Published online Feb 6, 2019. doi: 10.12998/wjcc.v7.i3.340
Peer-review started: October 13, 2018
First decision: October 18, 2018
Revised: November 11, 2018
Accepted: November 23, 2018
Article in press: November 24, 2018
Published online: February 6, 2019
Processing time: 109 Days and 9.6 Hours
Adrenal primitive neuroectodermal tumor (PNET) is an extremely rare malignant tumor with poor prognosis and of neural crest origin. Herein, we report a case of adrenal PNET and summarized its clinical and pathological characteristics on the basis of 16 patients reported recently.
A female patient aged 25 years presented with right lumbago for 12 mo, and pre-operative computed tomography showed a huge right adrenal mass. She received tumorectomy, and post-operative pathological examination showed adrenal PNET. After surgery, she underwent adjuvant chemotherapy and was followed up 31 mo after surgery. She received brachytherapy for right paracolic and hepatic metastases. She was alive and followed up for 60 mo.

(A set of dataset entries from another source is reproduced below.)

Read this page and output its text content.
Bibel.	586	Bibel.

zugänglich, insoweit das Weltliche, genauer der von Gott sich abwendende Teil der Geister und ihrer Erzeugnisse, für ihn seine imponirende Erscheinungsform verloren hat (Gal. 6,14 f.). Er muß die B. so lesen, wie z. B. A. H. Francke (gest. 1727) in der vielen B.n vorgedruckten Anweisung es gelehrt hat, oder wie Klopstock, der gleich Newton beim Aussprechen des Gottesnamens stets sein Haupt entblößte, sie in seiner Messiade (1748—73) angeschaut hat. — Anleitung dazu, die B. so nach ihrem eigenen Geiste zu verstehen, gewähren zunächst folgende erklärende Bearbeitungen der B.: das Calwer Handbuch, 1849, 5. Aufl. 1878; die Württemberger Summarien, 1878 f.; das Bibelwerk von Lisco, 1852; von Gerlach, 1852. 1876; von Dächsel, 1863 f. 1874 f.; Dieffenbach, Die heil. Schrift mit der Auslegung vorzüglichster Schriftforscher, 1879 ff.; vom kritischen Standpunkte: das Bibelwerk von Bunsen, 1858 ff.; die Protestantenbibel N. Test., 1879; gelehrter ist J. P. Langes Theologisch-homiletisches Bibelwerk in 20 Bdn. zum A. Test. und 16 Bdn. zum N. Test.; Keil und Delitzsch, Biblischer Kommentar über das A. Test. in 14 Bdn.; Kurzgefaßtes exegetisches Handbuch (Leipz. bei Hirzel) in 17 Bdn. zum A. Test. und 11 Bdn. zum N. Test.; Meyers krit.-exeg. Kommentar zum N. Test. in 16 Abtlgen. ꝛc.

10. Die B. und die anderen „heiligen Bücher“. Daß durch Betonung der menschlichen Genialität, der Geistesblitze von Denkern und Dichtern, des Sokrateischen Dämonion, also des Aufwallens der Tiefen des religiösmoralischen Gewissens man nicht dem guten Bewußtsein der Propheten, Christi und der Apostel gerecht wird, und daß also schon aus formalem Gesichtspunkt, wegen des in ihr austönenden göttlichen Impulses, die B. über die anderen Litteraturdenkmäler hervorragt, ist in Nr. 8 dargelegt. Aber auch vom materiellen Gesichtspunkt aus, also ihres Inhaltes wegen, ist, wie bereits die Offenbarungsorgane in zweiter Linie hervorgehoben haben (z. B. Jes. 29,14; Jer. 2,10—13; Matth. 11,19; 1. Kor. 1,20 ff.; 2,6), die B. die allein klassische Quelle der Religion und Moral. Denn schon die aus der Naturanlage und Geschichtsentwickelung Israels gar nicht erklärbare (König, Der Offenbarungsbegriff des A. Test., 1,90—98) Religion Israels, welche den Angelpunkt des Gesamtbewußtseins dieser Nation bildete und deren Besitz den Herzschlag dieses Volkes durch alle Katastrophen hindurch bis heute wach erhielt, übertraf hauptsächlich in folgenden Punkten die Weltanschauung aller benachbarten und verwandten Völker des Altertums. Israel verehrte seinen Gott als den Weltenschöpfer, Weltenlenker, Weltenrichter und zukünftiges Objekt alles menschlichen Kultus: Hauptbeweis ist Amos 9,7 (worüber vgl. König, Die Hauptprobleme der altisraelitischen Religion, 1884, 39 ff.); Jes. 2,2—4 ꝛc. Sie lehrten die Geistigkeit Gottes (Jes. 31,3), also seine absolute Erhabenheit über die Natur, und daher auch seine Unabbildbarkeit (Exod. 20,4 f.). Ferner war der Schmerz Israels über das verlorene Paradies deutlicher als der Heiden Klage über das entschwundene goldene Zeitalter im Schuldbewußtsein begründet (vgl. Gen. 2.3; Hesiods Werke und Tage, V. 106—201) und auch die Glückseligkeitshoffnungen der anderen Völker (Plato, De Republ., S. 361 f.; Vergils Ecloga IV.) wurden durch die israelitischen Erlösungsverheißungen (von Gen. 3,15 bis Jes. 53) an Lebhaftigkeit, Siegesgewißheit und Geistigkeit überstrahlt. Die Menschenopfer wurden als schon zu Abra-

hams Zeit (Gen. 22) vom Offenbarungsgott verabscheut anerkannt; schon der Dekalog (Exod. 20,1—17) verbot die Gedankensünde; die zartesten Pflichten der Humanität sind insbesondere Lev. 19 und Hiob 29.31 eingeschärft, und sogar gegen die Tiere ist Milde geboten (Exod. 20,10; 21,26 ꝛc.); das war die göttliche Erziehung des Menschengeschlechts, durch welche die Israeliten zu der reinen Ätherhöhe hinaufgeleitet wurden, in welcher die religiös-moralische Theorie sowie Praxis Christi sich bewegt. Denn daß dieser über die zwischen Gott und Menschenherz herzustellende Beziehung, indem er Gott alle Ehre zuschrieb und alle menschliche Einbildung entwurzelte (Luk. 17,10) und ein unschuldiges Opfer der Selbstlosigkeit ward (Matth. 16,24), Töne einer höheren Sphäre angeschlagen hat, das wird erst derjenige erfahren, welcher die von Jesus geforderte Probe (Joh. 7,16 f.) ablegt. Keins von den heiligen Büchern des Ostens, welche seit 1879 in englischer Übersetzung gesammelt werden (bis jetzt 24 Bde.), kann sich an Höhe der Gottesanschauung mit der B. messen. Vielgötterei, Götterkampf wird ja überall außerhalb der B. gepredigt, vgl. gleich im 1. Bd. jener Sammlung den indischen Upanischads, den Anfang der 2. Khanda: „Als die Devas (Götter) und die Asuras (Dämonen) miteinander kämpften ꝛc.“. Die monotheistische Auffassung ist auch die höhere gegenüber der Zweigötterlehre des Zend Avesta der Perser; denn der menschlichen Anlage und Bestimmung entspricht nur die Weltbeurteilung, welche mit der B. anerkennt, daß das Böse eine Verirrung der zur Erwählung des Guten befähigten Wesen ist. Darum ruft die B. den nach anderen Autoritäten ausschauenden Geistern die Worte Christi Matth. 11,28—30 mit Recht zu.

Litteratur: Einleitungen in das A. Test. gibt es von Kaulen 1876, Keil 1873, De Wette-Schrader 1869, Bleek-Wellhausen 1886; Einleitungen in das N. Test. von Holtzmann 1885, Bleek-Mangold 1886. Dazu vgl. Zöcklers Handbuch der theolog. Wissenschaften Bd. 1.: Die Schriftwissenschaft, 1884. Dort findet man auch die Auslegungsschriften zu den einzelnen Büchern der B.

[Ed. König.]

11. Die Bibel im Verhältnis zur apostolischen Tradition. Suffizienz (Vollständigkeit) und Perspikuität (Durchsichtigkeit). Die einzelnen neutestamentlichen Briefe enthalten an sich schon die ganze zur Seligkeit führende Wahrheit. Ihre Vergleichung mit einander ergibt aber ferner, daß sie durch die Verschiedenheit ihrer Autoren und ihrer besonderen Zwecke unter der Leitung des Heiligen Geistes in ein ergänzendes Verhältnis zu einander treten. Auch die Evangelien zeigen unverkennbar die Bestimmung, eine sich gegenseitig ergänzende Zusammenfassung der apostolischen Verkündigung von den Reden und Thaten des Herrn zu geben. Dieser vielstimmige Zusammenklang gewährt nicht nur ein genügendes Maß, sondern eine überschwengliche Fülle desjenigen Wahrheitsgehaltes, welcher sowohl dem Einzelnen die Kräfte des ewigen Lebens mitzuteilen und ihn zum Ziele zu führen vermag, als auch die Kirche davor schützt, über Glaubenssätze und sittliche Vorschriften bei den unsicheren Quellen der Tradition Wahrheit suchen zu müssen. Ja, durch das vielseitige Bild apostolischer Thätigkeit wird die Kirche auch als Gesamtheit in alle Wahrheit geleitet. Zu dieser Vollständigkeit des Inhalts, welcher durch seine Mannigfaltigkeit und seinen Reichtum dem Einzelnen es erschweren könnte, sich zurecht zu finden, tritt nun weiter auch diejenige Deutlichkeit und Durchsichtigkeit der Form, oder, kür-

In available studies, only 57.14% (4/7) and 44.44% (4/9) were positive for the expression of neuron-specific enolase and synaptophysin, respectively, although CD99 expression was found in all the patients (100%; 10/10).
It is concluded that adrenal PNET is very rare and highly malignant, and histology is a golden standard in its diagnosis. Surgery and adjuvant therapy is the main treatment.

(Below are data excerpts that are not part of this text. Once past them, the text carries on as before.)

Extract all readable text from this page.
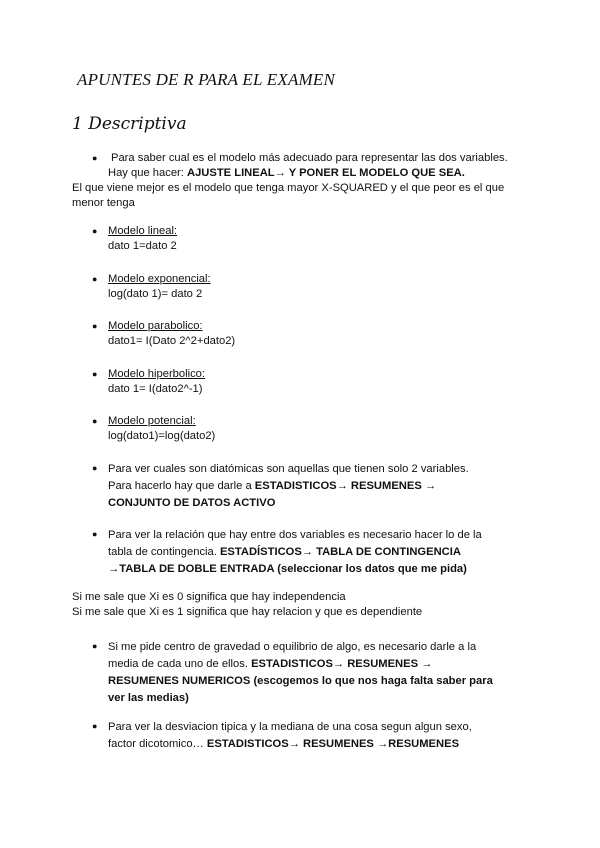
APUNTES DE R PARA EL EXAMEN
1 Descriptiva
● Para saber cual es el modelo más adecuado para representar las dos variables.
Hay que hacer: AJUSTE LINEAL→ Y PONER EL MODELO QUE SEA.
El que viene mejor es el modelo que tenga mayor X-SQUARED y el que peor es el que
menor tenga
● Modelo lineal:
dato 1=dato 2
● Modelo exponencial:
log(dato 1)= dato 2
● Modelo parabolico:
dato1= I(Dato 2^2+dato2)
● Modelo hiperbolico:
dato 1= I(dato2^-1)
● Modelo potencial:
log(dato1)=log(dato2)
● Para ver cuales son diatómicas son aquellas que tienen solo 2 variables.
Para hacerlo hay que darle a ESTADISTICOS→ RESUMENES →
CONJUNTO DE DATOS ACTIVO
● Para ver la relación que hay entre dos variables es necesario hacer lo de la
tabla de contingencia. ESTADÍSTICOS→ TABLA DE CONTINGENCIA
→TABLA DE DOBLE ENTRADA (seleccionar los datos que me pida)
Si me sale que Xi es 0 significa que hay independencia
Si me sale que Xi es 1 significa que hay relacion y que es dependiente
● Si me pide centro de gravedad o equilibrio de algo, es necesario darle a la
media de cada uno de ellos. ESTADISTICOS→ RESUMENES →
RESUMENES NUMERICOS (escogemos lo que nos haga falta saber para
ver las medias)
● Para ver la desviacion tipica y la mediana de una cosa segun algun sexo,
factor dicotomico… ESTADISTICOS→ RESUMENES →RESUMENES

Core tip: Primitive neuroectodermal tumor (PNET), a member of small round blue cell tumors, is very rare and highly malignant. PNET originating from the adrenal is extremely rare and only a few cases have been reported. The outcome of adrenal PNET is poor, standard treatments have never been established, and the efficacy of adjuvant chemotherapy and radiotherapy after operation is still unclear. Herein, we reported a case of adrenal PNET in a female patient who was alive after 60 mo of follow-up. We hypothesize that early removal and chemotherapy provided the excellent outcome of the patient.